Measuring those forces over time could reveal more about the inner workings of normal and abnormal cellular development, and enable clinicians to more effectively diagnose and treat cancer, scarring and inflammation. Overcoming several limitations of conventional approaches, a new method developed by Professor Christopher Chen and collaborators at several institutions—including Harvard University, Stanford University, University of Pennsylvania, the Wyss Institute for Biologically Inspired Engineering, and the Howard Hughes Medical Institute (HHMI)—promises to measure cell traction forces at unprecedented resolution in space and time.

The researchers described and demonstrated this advance in the October 12 online edition of Nature Methods.

“Traditional methods that rely on watching cells pull on soft, synthetic materials could only resolve these forces at the micron or cellular scale, but the new method can do so at the nanoscale level where individual integrins adhere to the extracellular matrix, enabling researchers to obtain a much clearer picture of these forces,” said Chen, a world leader in tissue engineering and mechanobiology—the study of how physical forces and changes in cell or tissue mechanics contribute to development, physiology and disease.

With funding from the National Institutes of Health and HHMI, the research team engineered a new class of cell traction force probes consisting of single strands of DNA shaped as hairpins of different lengths and DNA sequences—each tuned to unfold when subject to a specific amount of force, and attached to a light-emitting fluorophore (a fluorescent chemical compound) and a “quencher” that effectively dims the fluorophore’s emitted light. When a cell’s integrin pulls on the extracellular matrix (ECM), the force that it exerts causes one of the DNA hairpin probes to unfold, thereby separating the quencher from the fluorophore and freeing it to emit light.

When a cell’s integrin pulls on the extracellular matrix, the force that it exerts causes one of the DNA hairpin probes to unfold, thereby separating the quencher from the fluorophore and freeing it to emit light. The light enables such forces to be measured by a microscope. Credit: Brandon Blakely / University of Pennsylvania

Based on the intensity of this light, a microscope measures the forces exerted by clusters of integrins at each site where a cell adheres to the ECM, and shows how these forces are distributed throughout the cell. As microscopy advances, the new method will enable measurement of cell traction forces at the single integrin level as well.

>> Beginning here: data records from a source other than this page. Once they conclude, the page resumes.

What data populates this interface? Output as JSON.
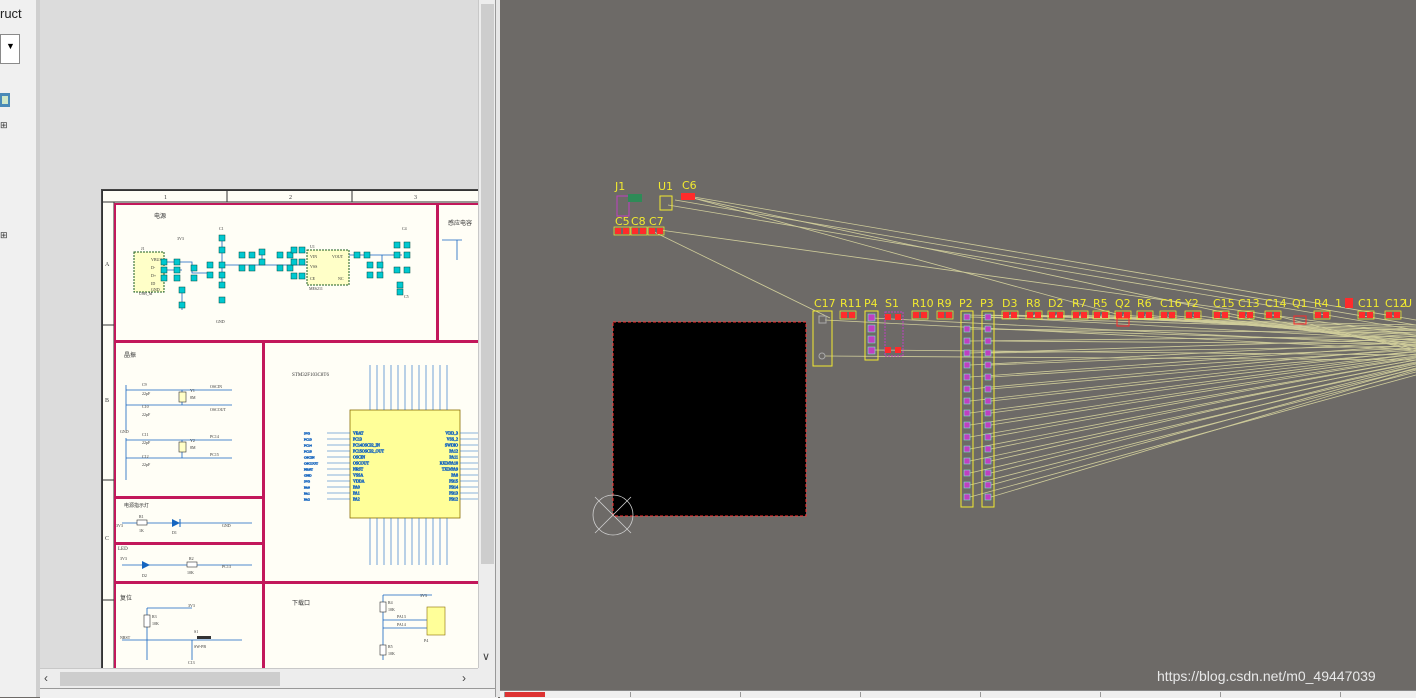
{
  "left_panel": {
    "title": "ruct"
  },
  "schematic": {
    "columns": [
      "1",
      "2",
      "3"
    ],
    "rows": [
      "A",
      "B",
      "C"
    ],
    "sections": {
      "power": "电源",
      "crystal": "晶振",
      "power_led": "电源指示灯",
      "led": "LED",
      "reset": "复位",
      "download": "下载口",
      "sensor": "感应电容"
    },
    "mcu": {
      "title": "STM32F103C8T6",
      "left_pins": [
        "VBAT",
        "PC13",
        "PC14OSC32_IN",
        "PC15OSC32_OUT",
        "OSCIN",
        "OSCOUT",
        "NRST",
        "VSSA",
        "VDDA",
        "PA0",
        "PA1",
        "PA2"
      ],
      "right_pins": [
        "VDD_3",
        "VSS_2",
        "SWDIO",
        "PA12",
        "PA11",
        "RXD/PA10",
        "TXD/PA9",
        "PA8",
        "PB15",
        "PB14",
        "PB13",
        "PB12"
      ],
      "left_nets": [
        "3V3",
        "PC13",
        "PC14",
        "PC15",
        "OSCIN",
        "OSCOUT",
        "NRST",
        "GND",
        "3V3",
        "PA0",
        "PA1",
        "PA2"
      ]
    },
    "regulator": {
      "ref": "U1",
      "part": "ME6211",
      "pins": [
        "VIN",
        "VSS",
        "CE",
        "VOUT",
        "NC"
      ]
    },
    "usb": {
      "ref": "J1",
      "part": "USB_M",
      "pins": [
        "VBUS",
        "D-",
        "D+",
        "ID",
        "GND"
      ]
    },
    "crystal_parts": [
      "C9",
      "22pF",
      "C10",
      "22pF",
      "Y1",
      "8M",
      "C11",
      "22pF",
      "C12",
      "22pF",
      "Y2",
      "8M"
    ],
    "crystal_nets": [
      "OSCIN",
      "OSCOUT",
      "PC14",
      "PC15",
      "GND"
    ],
    "power_led_parts": [
      "3V3",
      "R1",
      "1K",
      "D1",
      "GND"
    ],
    "led_parts": [
      "3V3",
      "D2",
      "R2",
      "10K",
      "PC13"
    ],
    "reset_parts": [
      "3V3",
      "R3",
      "10K",
      "NRST",
      "S1",
      "SW-PB",
      "C13"
    ],
    "download_parts": [
      "3V3",
      "R4",
      "10K",
      "R5",
      "10K",
      "PA13",
      "PA14",
      "P4"
    ],
    "labels": [
      "3V3",
      "GND",
      "C1",
      "C2",
      "C3",
      "C4",
      "C5",
      "C6",
      "C7",
      "C8"
    ]
  },
  "pcb": {
    "components_top": [
      "J1",
      "U1",
      "C6"
    ],
    "components_top_row2": [
      "C5",
      "C8",
      "C7"
    ],
    "components_row": [
      "C17",
      "R11",
      "P4",
      "S1",
      "R10",
      "R9",
      "P2",
      "P3",
      "D3",
      "R8",
      "D2",
      "R7",
      "R5",
      "Q2",
      "R6",
      "C16",
      "Y2",
      "C15",
      "C13",
      "C14",
      "Q1",
      "R4",
      "1",
      "C11",
      "C12",
      "U"
    ],
    "colors": {
      "background": "#6d6a67",
      "designator": "#f2ea2f",
      "ratsnest": "#cfcc9a",
      "pad": "#ff2b2b",
      "pin": "#c040c0",
      "board": "#000000"
    }
  },
  "watermark": "https://blog.csdn.net/m0_49447039"
}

Chen conceived of the new approach with David Liu, a Harvard University professor of chemistry and chemical biology, over a long flight, and now aims to implement it to help uncover new knowledge about the mechanisms underlying cellular development.

“By engineering individual molecules as light-emitting force sensors, we hope to be able to use these as coatings to better understand how cells generate forces in a variety of settings where they have not been characterized,” he said.